Stolidly the slaves picked up the platform and trotted through the chaotic battleground, oblivious to the strange and frightening scene surrounding them. Theirs was not to remark or wonder or consider the world around them. Theirs was but to lift and carry and eat gruel and sleep when they could. And thank whatever god it was that watched over slaves—if there were such—that their masters practiced almost no human sacrifice anymore.
Coronel Hesparsyn signaled for his company to form up while Leftenant MacPhearling put away his magical apparatus. Around him was surely the strangest battlefield scene he had ever seen in twenty-seven years with the Legion. Hundreds of men, scattered about a narrow plain, fighting furiously or collapsed from exhaustion—or crouched in pitiable postures of defeat; and nowhere any enemy to be seen. Each of the men locked in his own private hell, fighting his own private fears, unaware of ally or foe.
“You’ve done well,” the coronel told his magic officer. “At the very least, you have saved many lives. How long will the effects of this spell last?”
Leftenant MacPhearling closed and secured
his saddlebag. “Hard to say, sir,” he said. “The spell interacts with the—let’s call it the psyche—of the individual experiencing it. Most of our men, because they were not involved, got but a small taste of it, and that has washed out by now. For these others—” he indicated with a wave of his hand the battlefield scene before him “—several hours, or possibly longer.”
“Then Lord Chiklquetl should be caught up to us, and his precious Eternal Flame, by the end of the day,” the coronel said. “With his flame platform up here with us, he won’t stand around to fight the locals.”
“If he figures out what happened, which he will,” Leftenant MacPhearling said, “he just may decide to fight us instead.”

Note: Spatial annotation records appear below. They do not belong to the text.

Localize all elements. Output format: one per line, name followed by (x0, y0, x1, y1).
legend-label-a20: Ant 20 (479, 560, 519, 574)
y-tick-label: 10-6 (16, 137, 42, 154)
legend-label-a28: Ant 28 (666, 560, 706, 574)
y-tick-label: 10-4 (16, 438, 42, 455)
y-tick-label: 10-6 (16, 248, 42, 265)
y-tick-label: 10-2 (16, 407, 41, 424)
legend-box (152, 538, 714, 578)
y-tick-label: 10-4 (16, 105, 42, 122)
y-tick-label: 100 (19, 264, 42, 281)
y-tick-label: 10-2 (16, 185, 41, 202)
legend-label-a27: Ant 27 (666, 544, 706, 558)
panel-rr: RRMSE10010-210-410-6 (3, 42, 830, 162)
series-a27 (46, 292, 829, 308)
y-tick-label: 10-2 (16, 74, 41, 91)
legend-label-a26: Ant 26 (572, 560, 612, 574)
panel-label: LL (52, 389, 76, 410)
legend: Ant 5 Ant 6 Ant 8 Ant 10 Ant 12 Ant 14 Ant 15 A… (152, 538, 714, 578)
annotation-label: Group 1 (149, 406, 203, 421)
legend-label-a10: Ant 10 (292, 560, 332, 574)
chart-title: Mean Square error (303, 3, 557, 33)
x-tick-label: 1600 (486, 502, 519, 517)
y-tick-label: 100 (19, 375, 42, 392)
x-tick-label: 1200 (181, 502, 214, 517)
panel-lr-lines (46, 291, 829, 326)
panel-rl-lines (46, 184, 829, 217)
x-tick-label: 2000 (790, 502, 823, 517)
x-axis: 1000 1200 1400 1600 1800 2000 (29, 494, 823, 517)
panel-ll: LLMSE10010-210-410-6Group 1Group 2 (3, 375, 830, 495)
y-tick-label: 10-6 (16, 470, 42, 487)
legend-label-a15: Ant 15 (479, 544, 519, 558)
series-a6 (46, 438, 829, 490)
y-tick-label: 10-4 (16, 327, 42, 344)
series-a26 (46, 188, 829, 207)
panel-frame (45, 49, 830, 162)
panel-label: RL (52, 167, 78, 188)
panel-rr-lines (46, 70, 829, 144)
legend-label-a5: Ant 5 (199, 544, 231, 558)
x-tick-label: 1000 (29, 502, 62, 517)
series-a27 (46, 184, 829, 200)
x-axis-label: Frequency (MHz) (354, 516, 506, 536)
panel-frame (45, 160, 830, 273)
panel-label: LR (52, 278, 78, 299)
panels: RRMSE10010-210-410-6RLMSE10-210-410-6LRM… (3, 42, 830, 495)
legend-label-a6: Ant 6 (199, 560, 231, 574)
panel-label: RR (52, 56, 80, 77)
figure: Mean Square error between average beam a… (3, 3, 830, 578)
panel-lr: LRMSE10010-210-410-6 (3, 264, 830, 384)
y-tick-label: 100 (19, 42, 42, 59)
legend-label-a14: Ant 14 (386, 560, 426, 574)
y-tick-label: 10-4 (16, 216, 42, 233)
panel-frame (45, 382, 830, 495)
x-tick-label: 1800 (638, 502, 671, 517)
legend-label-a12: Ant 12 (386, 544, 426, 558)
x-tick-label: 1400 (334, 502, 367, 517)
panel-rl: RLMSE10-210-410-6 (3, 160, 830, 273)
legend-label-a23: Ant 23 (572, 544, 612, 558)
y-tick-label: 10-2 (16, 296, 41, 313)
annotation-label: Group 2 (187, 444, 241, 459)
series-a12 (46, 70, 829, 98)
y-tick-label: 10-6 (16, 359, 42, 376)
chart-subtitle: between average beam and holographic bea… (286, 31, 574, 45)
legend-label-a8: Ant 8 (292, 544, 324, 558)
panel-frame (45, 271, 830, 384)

“Now wouldn’t that be a pretty mess of beans,” Coronel Hesparsyn said, waving his arm for Company B to move out. “But he won’t, Leftenant. Not after that display of magic you’ve just shown him.”
“But we can’t use it against him if he attacks us,” Leftenant MacPhearling protested. “It won’t work if we’re involved in the battle.”
“That may be so, Leftenant,” the coronel said, “but he doesn’t know that.”
CHAPTER SEVEN
A row of green-coated guardsmen stood at attention as the cutter came alongside the pier. One of them grabbed the line tossed out to him and tied the boat off. The Chief Master-at-Arms in charge of the guard unit came out onto the dock. A man with a craggy, good-humored face bearing a carefully trimmed beard, he stepped alongside the craft to get a good look at its occupants. “Is one of you gentlemen Lord Darcy?” he called.
“I am.” Lord Darcy jumped nimbly from the bobbing cutter to the pier and paused to look up at the giant pyramid that dominated the island. Then he turned back to the guardsman. “What can I do for you, Chief?”
“Not a thing, Your Lordship,” the guardsman said, touching his hand to the rim of his uniform cap. “Chief Master at Arms Karlus of the Duke’s Guard at your service. We were told to expect you, and not to allow anybody except Your Lordship’s self and companions on the island.”